Newborn babies are at particular risk, as fuel shortages mean fewer women can get to hospitals and health centres to give birth, Unicef said.
“The plight that children and their families are facing in the country has been worsening by the day and will deteriorate further in the winter months,” Unicef’s regional director for South Asia, Karin Hulshof, said in a statement.
“There is no time to lose,” she added.
The fuel shortage has led to an increase in the use of firewood in homes, which raises the risk of pneumonia.
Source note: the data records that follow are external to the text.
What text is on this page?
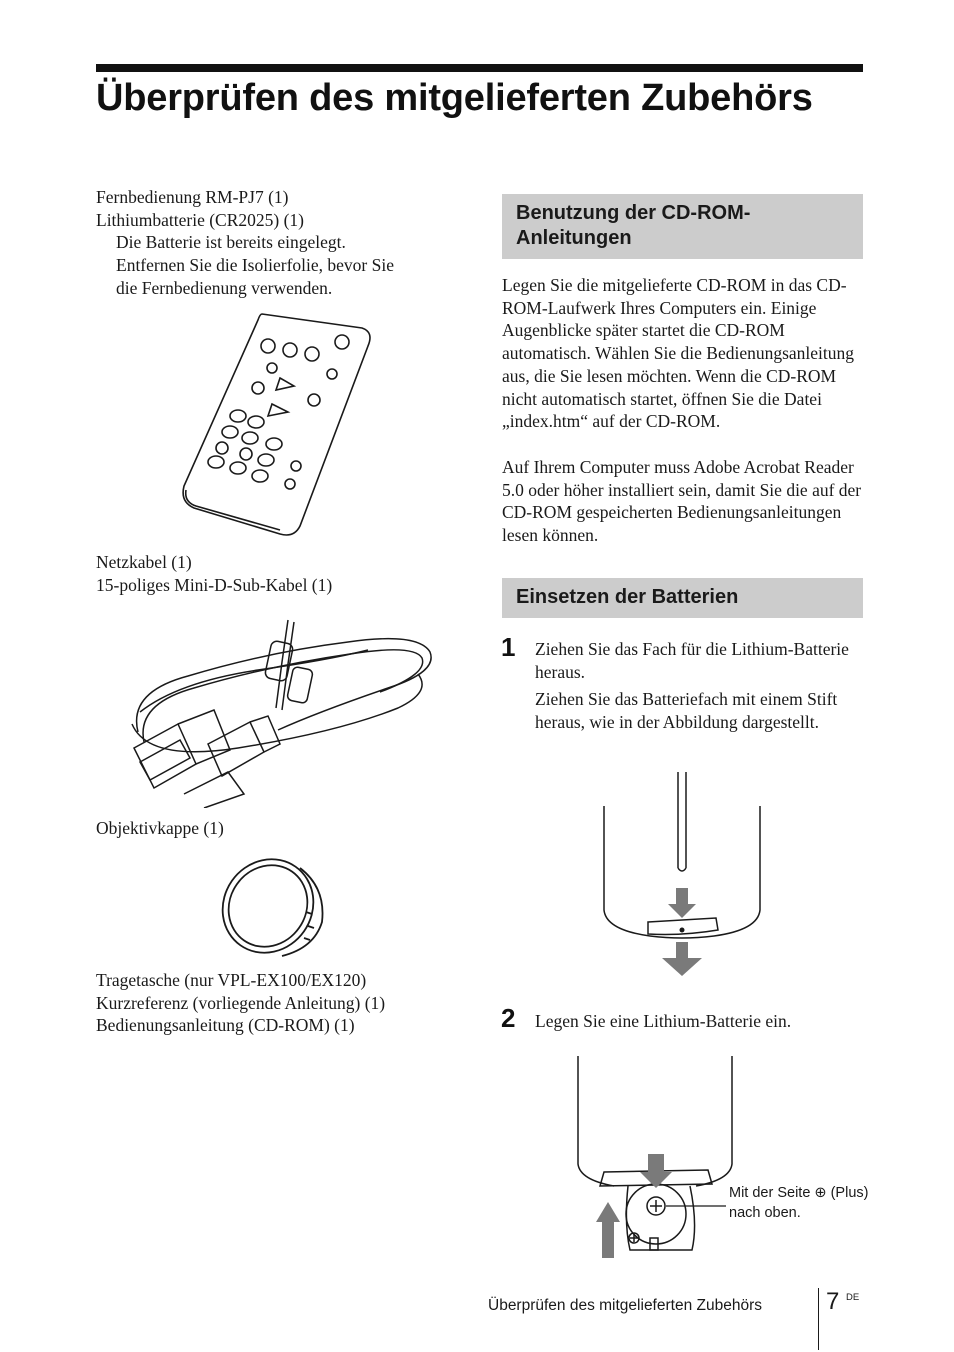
Überprüfen des mitgelieferten Zubehörs
Fernbedienung RM-PJ7 (1)
Lithiumbatterie (CR2025) (1)
Die Batterie ist bereits eingelegt.
Entfernen Sie die Isolierfolie, bevor Sie
die Fernbedienung verwenden.
Netzkabel (1)
15-poliges Mini-D-Sub-Kabel (1)
Objektivkappe (1)
Tragetasche (nur VPL-EX100/EX120)
Kurzreferenz (vorliegende Anleitung) (1)
Bedienungsanleitung (CD-ROM) (1)
Benutzung der CD-ROM-Anleitungen

Legen Sie die mitgelieferte CD-ROM in das CD-ROM-Laufwerk Ihres Computers ein. Einige Augenblicke später startet die CD-ROM automatisch. Wählen Sie die Bedienungsanleitung aus, die Sie lesen möchten. Wenn die CD-ROM nicht automatisch startet, öffnen Sie die Datei „index.htm“ auf der CD-ROM.

Auf Ihrem Computer muss Adobe Acrobat Reader 5.0 oder höher installiert sein, damit Sie die auf der CD-ROM gespeicherten Bedienungsanleitungen lesen können.

Einsetzen der Batterien
1 Ziehen Sie das Fach für die Lithium-Batterie heraus.

Ziehen Sie das Batteriefach mit einem Stift heraus, wie in der Abbildung dargestellt.

2 Legen Sie eine Lithium-Batterie ein.

Mit der Seite ⊕ (Plus) nach oben.
Überprüfen des mitgelieferten Zubehörs	7 DE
More than 800,000 Nepali children under five contracted the illness last year, and around 5,000 died, the agency said.
The government’s regional medical stores have already run out of BCG vaccines against tuberculosis, and stocks of other vaccines and antibioticsare critically low, Unicef said.
“The risks of hypothermia and malnutrition, and the shortfall in life-saving medicines and vaccines, could be a potentially deadly combination for children this winter,” Unicef’s executive director, Anthony Lake, said in a statement.
“During my recent visit to Nepal, I witnessed first-hand the precarious living conditions of many of the earthquake survivors,” he added.